Using Lucene Similarity in Item-Item Recommenders by Sujit Pal.
From the post:
Last week, I implemented 4 (of 5) recommenders from the Programming Assignments of the Introduction to Recommender Systems course on Coursera, but using Apache Mahout and Scala instead of Lenskit and Java. This week, I implement an Item Item Collaborative Filtering Recommender that uses Lucene (more specifically, Lucene’s More Like This query) as the item similarity provider.
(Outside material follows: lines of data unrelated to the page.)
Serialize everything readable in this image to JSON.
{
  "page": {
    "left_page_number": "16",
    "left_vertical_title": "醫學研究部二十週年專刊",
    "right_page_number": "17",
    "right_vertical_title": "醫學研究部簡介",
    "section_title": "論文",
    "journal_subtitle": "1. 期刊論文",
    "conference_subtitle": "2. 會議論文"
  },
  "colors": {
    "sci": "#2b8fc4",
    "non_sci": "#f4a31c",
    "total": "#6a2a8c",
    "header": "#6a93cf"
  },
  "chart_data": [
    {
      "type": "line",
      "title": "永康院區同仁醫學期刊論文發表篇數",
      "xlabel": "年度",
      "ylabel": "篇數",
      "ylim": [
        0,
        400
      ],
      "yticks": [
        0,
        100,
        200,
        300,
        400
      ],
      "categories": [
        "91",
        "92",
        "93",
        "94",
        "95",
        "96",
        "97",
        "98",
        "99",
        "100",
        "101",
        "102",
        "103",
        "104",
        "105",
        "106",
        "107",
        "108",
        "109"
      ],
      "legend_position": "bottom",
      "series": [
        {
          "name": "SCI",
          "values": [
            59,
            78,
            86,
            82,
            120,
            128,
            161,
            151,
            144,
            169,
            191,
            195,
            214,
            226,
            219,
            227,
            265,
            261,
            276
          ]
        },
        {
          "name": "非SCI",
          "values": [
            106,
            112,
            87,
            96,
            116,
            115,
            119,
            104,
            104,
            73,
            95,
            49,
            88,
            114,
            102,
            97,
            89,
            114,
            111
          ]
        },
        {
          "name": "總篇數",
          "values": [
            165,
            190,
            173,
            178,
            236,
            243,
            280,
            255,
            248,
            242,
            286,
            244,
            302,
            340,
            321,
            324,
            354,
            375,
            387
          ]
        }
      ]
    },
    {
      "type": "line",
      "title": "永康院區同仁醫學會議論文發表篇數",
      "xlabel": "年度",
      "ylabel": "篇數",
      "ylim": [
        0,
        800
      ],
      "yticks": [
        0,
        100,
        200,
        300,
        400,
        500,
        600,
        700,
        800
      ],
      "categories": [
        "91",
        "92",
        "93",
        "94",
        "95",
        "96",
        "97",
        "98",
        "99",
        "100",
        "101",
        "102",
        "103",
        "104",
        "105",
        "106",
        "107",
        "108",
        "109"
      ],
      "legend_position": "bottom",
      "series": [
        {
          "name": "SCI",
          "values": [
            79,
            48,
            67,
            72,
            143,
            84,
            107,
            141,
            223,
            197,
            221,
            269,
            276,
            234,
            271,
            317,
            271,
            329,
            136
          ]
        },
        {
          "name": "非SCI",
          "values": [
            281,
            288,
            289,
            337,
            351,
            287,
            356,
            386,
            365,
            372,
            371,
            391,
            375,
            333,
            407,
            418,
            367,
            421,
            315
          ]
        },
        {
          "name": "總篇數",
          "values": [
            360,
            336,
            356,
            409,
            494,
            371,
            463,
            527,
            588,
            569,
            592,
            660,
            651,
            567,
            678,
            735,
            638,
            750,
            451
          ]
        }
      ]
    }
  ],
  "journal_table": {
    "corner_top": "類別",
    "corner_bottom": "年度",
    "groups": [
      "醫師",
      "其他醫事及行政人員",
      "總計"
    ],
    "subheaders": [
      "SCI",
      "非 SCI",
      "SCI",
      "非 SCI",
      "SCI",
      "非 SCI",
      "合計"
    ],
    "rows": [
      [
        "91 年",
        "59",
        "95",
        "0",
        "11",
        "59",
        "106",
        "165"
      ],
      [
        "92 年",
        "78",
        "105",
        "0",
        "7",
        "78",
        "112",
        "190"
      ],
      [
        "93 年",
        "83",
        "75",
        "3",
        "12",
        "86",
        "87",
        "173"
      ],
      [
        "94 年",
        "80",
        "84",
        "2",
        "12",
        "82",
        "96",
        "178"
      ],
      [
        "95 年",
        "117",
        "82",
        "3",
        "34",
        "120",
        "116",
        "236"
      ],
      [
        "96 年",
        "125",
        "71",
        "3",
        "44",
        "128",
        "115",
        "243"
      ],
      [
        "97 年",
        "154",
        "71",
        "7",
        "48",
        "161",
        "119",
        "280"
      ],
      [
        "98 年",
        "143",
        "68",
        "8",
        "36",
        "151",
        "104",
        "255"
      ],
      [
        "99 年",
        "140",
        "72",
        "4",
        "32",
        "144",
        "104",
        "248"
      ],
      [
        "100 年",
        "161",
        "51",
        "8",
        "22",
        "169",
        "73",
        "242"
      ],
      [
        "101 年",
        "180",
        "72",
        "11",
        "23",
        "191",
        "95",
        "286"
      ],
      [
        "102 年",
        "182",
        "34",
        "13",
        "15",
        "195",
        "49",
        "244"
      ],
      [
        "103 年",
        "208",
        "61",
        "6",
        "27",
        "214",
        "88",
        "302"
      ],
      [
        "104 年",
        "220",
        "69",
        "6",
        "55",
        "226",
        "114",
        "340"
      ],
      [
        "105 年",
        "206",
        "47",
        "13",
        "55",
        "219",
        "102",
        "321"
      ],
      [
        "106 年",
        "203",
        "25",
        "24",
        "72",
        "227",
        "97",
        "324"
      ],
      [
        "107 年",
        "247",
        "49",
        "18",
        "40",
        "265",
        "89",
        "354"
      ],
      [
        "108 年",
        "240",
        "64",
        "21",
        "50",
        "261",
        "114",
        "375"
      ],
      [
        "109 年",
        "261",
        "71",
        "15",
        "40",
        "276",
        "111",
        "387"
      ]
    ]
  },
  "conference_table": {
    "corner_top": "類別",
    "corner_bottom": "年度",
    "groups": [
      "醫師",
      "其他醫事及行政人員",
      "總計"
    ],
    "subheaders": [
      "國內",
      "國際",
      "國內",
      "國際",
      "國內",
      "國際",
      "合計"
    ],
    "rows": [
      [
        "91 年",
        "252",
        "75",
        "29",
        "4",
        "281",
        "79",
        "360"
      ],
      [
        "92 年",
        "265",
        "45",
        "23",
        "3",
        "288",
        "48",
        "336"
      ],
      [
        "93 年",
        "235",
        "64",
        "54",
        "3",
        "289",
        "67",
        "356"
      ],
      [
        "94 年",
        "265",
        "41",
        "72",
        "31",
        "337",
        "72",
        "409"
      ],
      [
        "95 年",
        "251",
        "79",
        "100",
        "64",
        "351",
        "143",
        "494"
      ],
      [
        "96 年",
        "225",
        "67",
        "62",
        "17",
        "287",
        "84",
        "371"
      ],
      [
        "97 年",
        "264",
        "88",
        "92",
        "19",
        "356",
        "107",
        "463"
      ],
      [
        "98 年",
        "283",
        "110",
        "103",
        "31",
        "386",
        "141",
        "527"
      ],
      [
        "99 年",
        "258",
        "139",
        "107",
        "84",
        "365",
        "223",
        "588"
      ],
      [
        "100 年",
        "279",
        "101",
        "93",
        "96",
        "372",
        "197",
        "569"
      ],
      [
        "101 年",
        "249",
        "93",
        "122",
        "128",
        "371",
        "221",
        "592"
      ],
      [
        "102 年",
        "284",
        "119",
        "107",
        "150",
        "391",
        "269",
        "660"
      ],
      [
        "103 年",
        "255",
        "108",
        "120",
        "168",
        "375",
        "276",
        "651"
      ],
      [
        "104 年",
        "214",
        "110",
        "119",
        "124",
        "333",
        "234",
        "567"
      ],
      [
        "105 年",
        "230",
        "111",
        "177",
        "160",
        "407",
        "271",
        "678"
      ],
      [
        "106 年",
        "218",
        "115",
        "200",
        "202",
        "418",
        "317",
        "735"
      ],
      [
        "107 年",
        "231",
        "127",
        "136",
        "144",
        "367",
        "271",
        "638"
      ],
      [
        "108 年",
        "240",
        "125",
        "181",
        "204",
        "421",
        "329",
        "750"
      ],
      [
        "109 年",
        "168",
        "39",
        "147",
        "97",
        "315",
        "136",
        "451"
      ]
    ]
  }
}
By default, Lucene stores document vectors keyed by terms, but can be configured to store term vectors by setting the field attribute TermVector.YES. In case of text documents, words (or terms) are the features which are used to compute similarity between documents. I am using the same dataset as last week, where movies (items) correspond to documents and movie tags correspond to the words. So we build a movie “document” by preprocessing the tags to form individual tokens and concatenating them into a tags field in the index.
Three scenarios are covered. The first two are similar to the scenarios covered with the item-item collaborative filtering recommender from last week, where the user is on a movie page, and we need to (a) predict the rating a user would given a specified movie and (b) find movies similar to a given movie. The third scenario is recommending movies to a given user. We describe each algorithm briefly, and how Lucene fits in.
I’m curious how easy/difficult it would be to re-purpose similarity algorithms to detect common choices in avatar characteristics, acquisitions, interaction with others, goals, etc.?
Thinking that while obvious repetitions are easy enough to avoid, gender, age, names, etc., there are other, more subtle characteristics of interaction with others that would be far harder to be aware of. Much less to mask effectively.
It would require a lot of data on interaction but I assume that isn’t all that difficult to whistle up on any of the major systems.
If you have any pointers to that sort of research, forward them along. I will be posting a collection of pointers and will credit anyone who wants to be credited.